Leg 4 - The Bloody Thames Path AGAIN
This was the tough section. It’s flat apart from the INSANE section through the woodlands and incredibly boring. I’d asked Simon, my long-suffering husband to run this section with me as if history was anything to go by, I’d probably be moaning and pooping for most of it. I bet he’s glad he married me. 

A quick change at Goring and we ran out of the town and down onto the canal path. I was running well and it was flat in this section. I was slightly concerned about 2 miles in when Simon asked “Are we going to be running this pace the whole way as I’d thought you be tired?” Ah. Better not break the pacer this early in the leg.

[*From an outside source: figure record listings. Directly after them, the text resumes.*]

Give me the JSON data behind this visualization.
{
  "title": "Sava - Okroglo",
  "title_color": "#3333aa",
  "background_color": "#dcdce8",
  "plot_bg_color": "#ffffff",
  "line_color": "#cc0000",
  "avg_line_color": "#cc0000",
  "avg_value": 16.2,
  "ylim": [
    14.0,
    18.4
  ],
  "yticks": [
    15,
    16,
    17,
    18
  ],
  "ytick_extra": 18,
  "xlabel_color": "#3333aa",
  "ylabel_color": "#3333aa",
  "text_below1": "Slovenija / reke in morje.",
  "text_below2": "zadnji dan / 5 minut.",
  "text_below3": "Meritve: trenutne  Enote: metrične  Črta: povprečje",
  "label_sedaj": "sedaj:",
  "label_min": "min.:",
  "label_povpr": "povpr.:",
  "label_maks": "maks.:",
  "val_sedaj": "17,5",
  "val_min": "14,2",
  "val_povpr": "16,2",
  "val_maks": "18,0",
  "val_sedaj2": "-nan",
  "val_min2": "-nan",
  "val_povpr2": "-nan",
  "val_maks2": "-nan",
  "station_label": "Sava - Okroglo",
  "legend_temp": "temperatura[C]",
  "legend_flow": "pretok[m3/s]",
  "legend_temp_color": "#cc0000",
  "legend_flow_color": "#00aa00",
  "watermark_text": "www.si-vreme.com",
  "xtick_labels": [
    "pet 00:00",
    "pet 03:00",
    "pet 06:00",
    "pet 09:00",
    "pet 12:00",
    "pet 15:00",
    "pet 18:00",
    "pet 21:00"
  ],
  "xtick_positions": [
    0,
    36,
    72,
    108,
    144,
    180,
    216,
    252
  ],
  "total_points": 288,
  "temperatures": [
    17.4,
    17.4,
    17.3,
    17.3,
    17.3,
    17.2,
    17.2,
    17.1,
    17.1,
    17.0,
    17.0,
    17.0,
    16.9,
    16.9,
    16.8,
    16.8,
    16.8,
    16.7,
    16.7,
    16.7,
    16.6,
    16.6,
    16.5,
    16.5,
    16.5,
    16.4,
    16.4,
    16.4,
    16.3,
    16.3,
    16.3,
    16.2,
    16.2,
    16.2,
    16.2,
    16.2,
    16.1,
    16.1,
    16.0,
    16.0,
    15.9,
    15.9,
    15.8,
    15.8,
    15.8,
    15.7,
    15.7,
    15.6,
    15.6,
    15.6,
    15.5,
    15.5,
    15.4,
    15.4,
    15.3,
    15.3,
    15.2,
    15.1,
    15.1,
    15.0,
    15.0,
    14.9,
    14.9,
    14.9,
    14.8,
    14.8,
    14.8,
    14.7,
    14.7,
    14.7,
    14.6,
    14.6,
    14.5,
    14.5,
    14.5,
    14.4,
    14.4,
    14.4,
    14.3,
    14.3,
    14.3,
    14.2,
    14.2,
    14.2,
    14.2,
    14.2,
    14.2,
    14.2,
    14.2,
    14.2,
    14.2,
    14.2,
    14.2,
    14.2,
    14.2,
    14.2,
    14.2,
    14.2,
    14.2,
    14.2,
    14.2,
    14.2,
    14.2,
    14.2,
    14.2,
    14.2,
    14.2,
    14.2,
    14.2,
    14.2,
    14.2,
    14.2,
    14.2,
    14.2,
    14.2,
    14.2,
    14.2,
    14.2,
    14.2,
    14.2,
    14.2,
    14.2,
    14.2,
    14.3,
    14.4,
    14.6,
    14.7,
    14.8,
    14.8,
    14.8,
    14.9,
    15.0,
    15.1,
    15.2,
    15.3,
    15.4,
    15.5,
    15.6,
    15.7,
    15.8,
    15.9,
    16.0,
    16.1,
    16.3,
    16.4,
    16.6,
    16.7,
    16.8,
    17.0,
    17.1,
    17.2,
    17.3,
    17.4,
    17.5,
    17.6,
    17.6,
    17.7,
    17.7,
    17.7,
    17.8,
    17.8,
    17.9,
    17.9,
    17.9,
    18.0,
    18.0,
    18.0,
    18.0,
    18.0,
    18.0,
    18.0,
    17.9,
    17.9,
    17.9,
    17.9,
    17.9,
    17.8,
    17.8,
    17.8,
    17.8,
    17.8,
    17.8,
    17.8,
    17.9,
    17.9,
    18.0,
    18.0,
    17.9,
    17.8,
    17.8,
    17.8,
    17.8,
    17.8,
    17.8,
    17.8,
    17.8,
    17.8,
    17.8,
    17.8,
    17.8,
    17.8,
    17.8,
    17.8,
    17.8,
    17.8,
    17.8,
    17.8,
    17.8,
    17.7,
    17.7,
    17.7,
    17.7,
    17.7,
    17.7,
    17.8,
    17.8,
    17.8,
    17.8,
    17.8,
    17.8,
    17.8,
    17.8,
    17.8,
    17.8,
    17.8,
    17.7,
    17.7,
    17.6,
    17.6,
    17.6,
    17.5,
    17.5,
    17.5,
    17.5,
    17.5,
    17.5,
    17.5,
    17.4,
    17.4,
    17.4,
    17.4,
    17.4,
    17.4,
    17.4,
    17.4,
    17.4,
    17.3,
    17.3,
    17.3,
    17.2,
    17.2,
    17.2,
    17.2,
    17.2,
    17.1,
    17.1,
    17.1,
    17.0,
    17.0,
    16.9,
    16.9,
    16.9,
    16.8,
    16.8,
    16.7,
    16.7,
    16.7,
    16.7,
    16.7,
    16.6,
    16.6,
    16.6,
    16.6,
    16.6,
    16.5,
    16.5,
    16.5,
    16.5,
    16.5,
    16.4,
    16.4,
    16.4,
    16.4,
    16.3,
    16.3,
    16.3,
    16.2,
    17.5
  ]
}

We ran the flat section out to the woodland and then walked as the path wove up through the woods. It was raining heavily now without let up and the path was full of deep puddles. I tried to avoid them initially, then there was no point. I already had wet feet and it appeared they were going to stay wet. I tried to avoid thinking about what state the soles of my feet would be in now, 75 miles after the skin had first starting coming off the bottom of my feet.

And then things went wrong. I went from coming off of Leg 3 with a nice margin and in a positive state of mind to rock bottom within the space of 10 minutes. It didn’t help that my jacket despite being the recommended 10,000m and with taped seams leaked. Badly. The rain was just so heavy, it couldn’t cope. Every other runner I saw appeared to be in a similar situation, their hair and wet clothes plastered against their bodies. I was soaking wet, cold and miserable and I still had to get to Reading and back.

And it was going to take FOREVER. My legs wouldn’t run. Just wouldn’t. I can usually force myself to run no matter what. But they wouldn’t. I’ve never had this before. EVERY race ends with a sprint finish, right? No. Today I couldn’t even muster a jog for any distance.

The path was flooded. The fields going towards Reading appeared to be on a dull treadmill – they just never seemed to finish and that bloody towpath lasted FOREVER. Imagine the dullest treadmill session you’ve ever done. Right, got that pictured? Now imagine you are wet to the skin, freezing cold and have 80 miles already in your legs. I couldn’t even muster up the strength to tell an appalling knock knock joke. It was that bad.

On the plus side, my stomach was ok. Had only one wild poo on this leg. No doubt because I had been so organised that I’d actually carried a 20p piece for the public toilets at Reading. Therefore, it wasn’t required. Had I forgotten this no doubt it would have been Shit City.

Finally after the dark and rain and dark and rain we hit the turnaround checkpoint at the Reading Yacht Club. Climbed those steps. And didn’t want to leave. I knew I would have to go back into that cold, into that rain, wading those flooded river banks but I didn’t want to.

And then I did. Because I had to. 

There was no sunrise that morning. Because of the rain, the night just went from black to grey. And then a slightly lighter grey. It was like an accountants wardrobe.

I kept trying to run but there were no springs left in my legs. There was nothing left in any of me. Just a well of misery and drenched skin.

I kept looking for the bridge. The bridge that as you come into Goring from the Thames Path and when you see it, you know you’re done, that it’s nearly over. I couldn’t see the bridge. I kept looking and couldn’t see the bridge.

And then I saw it. I was so relieved I cried. I actually cried. 

Some days you celebrate when you finish. Some days you are just relieved that you did.